La cosa che ci preme sapere è se sia possibile un attacco libico nei nostri territori, argomento già trattato dal premier Silvio Berlusconi, che ha affermato: “Le nostre armate hanno fatto un esame approfondito sulle disponibilità di armi e missili del regime bellico e la loro conclusione è che non ci sono armi in dotazione dalla Libia che possano raggiungere il territorio italiano” – parole, queste, molto rassicuranti ma non troppo. Tra i paesi europei che maggiormente hanno fornito arsenale bellico a Gheddafi scopriamo che l’Italia è in cima alla lista con 280 milioni di euro.
Tra l’altro è risaputo che Gheddafi è piuttosto esperto in shopping bellico, il che alimenta dei sospetti sul fatto che proprio adesso stia comprando nuove armi con il suo “patrimonio”, visto che la Libia è il paese più ricco di petrolio. Ed è proprio questo oro nero che ha scatenato numerose polemiche sulle motivazioni della guerra , sulla “Odyssey Dawn”, l’offensiva scatenata dall’alleanza internazionale contro il regime del colonnello. Riguardo a ciò riportiamo un’analisi del direttore del Tg La7, Enrico Montana:
Vogliamo dire con sincerità che di questa guerra abbiamo capito poco? Che necessità c’era di attuare un’azione così dura a livello militare ? Non c’è alternativa? Ci ricordiamo nel 2001 la guerra in Afghanistan? Non c’era alternativa. Ci ricordiamo nel 2003 quella dell’Iraq? C’era alternativa ma si partì da un presupposto: che ci fossero armi di distruzione di massa in mano a Saddam Hussein che aveva contatti con Bin-Laden, con Al-Qaida. Non era vero nulla, ma la guerra si fece ugualmente e, come sappiamo, Saddam fu fatto fuori, in tutti i sensi. Allora lo si dica: questa è una guerra per togliere Gheddafi che è un dittatore? Ma allora vediamo quali sono gli altri dittatori della terra.
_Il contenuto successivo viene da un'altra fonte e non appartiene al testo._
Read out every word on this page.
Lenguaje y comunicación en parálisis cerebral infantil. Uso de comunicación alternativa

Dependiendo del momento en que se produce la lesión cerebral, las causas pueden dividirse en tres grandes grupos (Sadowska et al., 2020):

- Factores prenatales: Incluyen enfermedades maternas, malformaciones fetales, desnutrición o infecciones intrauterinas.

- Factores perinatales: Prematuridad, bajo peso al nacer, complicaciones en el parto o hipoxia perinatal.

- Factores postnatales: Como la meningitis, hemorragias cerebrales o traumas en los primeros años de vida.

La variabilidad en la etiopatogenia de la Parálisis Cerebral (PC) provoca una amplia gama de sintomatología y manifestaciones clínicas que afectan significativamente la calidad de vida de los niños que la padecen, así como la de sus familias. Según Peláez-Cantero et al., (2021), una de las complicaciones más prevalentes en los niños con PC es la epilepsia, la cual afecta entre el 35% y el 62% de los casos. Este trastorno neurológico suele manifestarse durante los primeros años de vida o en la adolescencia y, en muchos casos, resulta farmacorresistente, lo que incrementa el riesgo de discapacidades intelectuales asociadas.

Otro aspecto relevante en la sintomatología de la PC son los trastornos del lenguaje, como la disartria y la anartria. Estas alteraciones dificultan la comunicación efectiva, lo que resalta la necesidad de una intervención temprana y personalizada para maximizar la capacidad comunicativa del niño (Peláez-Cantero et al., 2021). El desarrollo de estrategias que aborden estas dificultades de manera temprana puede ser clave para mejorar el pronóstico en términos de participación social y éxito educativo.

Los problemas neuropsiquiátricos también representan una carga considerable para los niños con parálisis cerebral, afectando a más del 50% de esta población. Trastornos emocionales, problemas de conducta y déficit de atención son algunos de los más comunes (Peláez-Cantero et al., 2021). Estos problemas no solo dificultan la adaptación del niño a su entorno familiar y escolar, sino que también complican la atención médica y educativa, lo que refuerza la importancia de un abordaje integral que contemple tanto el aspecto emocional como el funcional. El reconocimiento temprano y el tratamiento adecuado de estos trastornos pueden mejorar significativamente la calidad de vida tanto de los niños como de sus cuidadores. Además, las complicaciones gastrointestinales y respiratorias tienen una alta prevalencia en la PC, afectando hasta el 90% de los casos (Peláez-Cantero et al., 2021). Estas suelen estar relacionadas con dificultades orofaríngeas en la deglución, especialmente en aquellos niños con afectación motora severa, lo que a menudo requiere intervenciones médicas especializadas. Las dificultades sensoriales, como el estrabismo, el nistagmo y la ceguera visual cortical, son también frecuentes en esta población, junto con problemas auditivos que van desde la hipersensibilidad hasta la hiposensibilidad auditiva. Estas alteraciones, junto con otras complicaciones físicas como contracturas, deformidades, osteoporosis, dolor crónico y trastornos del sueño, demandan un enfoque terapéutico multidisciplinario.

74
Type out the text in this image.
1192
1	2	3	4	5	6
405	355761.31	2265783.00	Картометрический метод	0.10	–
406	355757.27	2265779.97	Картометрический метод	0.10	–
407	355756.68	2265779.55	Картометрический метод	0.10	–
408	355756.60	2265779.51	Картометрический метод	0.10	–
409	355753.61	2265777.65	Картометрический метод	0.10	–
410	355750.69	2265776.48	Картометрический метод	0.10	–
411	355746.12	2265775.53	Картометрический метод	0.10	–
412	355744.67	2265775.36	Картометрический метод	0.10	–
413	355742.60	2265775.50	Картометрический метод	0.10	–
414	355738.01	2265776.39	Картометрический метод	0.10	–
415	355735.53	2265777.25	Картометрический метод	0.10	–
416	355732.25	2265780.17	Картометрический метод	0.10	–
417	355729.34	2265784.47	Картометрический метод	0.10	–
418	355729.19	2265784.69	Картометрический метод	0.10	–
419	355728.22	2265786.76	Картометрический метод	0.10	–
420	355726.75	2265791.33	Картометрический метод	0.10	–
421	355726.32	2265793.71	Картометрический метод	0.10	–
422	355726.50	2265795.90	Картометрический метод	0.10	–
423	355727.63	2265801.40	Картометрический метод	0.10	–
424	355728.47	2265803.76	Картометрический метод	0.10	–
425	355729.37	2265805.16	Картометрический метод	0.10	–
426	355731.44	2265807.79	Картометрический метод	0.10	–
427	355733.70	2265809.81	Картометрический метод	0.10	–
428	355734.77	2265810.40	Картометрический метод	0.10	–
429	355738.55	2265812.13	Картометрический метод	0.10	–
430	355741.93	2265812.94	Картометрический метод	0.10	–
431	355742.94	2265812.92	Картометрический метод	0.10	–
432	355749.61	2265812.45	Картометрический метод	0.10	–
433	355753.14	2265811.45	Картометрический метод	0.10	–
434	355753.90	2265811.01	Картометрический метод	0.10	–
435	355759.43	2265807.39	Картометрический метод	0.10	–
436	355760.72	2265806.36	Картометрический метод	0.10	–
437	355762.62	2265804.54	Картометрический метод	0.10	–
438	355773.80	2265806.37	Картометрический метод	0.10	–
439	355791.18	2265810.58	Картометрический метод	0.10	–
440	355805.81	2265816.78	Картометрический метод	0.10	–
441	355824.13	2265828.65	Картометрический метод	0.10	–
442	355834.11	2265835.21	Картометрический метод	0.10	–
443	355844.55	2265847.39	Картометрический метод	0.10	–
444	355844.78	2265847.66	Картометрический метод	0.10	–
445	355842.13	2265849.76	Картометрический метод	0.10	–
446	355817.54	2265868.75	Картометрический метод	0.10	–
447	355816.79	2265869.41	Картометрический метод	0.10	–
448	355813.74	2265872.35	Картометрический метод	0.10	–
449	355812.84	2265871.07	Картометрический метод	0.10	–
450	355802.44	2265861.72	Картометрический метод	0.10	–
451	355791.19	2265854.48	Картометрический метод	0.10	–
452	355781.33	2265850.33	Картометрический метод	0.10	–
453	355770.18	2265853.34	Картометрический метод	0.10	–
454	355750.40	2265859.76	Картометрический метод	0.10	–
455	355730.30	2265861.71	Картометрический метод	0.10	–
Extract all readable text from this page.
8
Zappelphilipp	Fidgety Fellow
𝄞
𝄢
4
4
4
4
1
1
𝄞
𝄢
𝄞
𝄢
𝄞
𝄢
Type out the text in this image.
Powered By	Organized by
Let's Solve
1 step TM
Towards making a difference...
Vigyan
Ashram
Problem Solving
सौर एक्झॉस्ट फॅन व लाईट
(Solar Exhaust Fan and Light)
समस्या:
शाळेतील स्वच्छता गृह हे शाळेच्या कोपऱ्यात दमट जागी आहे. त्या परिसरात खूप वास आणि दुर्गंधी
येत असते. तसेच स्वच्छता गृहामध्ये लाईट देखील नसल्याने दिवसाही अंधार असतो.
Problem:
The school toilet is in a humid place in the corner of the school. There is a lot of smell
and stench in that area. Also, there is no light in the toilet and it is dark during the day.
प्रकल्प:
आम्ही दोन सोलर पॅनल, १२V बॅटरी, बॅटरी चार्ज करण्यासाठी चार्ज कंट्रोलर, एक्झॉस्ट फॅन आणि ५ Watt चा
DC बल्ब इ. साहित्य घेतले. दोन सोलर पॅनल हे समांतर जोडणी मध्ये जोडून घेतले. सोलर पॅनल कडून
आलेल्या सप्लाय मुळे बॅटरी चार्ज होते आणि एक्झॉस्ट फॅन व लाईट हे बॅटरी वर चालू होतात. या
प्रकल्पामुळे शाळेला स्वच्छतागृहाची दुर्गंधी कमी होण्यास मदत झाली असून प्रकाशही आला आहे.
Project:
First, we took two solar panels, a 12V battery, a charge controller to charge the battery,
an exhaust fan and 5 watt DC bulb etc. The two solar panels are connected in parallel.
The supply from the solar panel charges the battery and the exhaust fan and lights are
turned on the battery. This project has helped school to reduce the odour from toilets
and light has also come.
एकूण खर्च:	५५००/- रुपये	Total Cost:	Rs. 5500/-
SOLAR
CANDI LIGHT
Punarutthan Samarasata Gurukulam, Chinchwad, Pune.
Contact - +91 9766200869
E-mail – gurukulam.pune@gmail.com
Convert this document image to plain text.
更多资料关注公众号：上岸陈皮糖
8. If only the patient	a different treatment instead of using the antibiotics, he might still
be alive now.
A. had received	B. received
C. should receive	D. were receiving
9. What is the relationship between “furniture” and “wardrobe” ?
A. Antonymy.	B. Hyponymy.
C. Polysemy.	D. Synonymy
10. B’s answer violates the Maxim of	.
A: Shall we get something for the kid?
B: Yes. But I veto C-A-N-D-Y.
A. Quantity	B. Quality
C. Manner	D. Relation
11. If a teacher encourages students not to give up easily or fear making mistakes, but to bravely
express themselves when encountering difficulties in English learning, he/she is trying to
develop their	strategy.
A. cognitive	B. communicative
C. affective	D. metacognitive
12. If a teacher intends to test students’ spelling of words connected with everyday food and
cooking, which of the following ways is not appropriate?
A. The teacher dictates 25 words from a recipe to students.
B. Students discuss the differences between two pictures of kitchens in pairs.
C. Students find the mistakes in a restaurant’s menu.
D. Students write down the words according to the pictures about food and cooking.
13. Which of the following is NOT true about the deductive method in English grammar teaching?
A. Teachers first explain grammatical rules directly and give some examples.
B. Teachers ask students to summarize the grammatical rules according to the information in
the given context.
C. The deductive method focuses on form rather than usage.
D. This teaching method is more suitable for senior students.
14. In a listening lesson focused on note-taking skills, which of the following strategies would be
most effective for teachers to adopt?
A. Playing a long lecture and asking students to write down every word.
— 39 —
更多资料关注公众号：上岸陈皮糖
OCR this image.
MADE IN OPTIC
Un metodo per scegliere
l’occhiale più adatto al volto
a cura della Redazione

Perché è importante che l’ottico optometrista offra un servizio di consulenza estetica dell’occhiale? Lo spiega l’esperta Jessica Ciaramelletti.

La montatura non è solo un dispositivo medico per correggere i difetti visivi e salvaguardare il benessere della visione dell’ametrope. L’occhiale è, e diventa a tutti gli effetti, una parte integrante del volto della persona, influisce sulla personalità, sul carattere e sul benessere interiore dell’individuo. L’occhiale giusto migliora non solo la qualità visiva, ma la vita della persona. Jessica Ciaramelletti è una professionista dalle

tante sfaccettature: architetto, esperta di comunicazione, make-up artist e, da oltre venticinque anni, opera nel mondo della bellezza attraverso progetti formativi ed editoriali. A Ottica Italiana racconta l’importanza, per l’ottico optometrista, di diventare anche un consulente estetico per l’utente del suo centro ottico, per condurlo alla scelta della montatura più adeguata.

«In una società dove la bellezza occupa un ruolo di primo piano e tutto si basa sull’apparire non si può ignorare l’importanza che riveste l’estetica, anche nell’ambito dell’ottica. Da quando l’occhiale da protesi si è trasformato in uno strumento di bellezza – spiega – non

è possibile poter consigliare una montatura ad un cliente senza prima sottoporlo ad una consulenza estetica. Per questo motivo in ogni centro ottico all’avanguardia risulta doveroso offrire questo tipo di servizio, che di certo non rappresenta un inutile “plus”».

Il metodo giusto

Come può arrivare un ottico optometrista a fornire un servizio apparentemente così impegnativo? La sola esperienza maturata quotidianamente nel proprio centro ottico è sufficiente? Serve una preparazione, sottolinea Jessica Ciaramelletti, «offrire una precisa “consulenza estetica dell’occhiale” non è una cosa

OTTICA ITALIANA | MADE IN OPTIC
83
Per interdici: il primo Paese per numero per numero di abitanti e anche per forza economica del pianeta (la Cina) è un Paese democratico? Sarebbe giusto guardarsi negli occhi e ragionare su cos’è la guerra nel 2011 .Vuol dire accesso ai campi di petrolio? O vuol dire favorire la democrazia ? E fino a che punto la possiamo esportare e imporre? Mi pare che il Consiglio di sicurezza dell’Onu di tutto questo non abbia discusso e sarebbe giusto che ne discutessero anche i Paesi più importanti, quelli che hanno stabilità tra i quali, pensate, c’è anche il nostro”.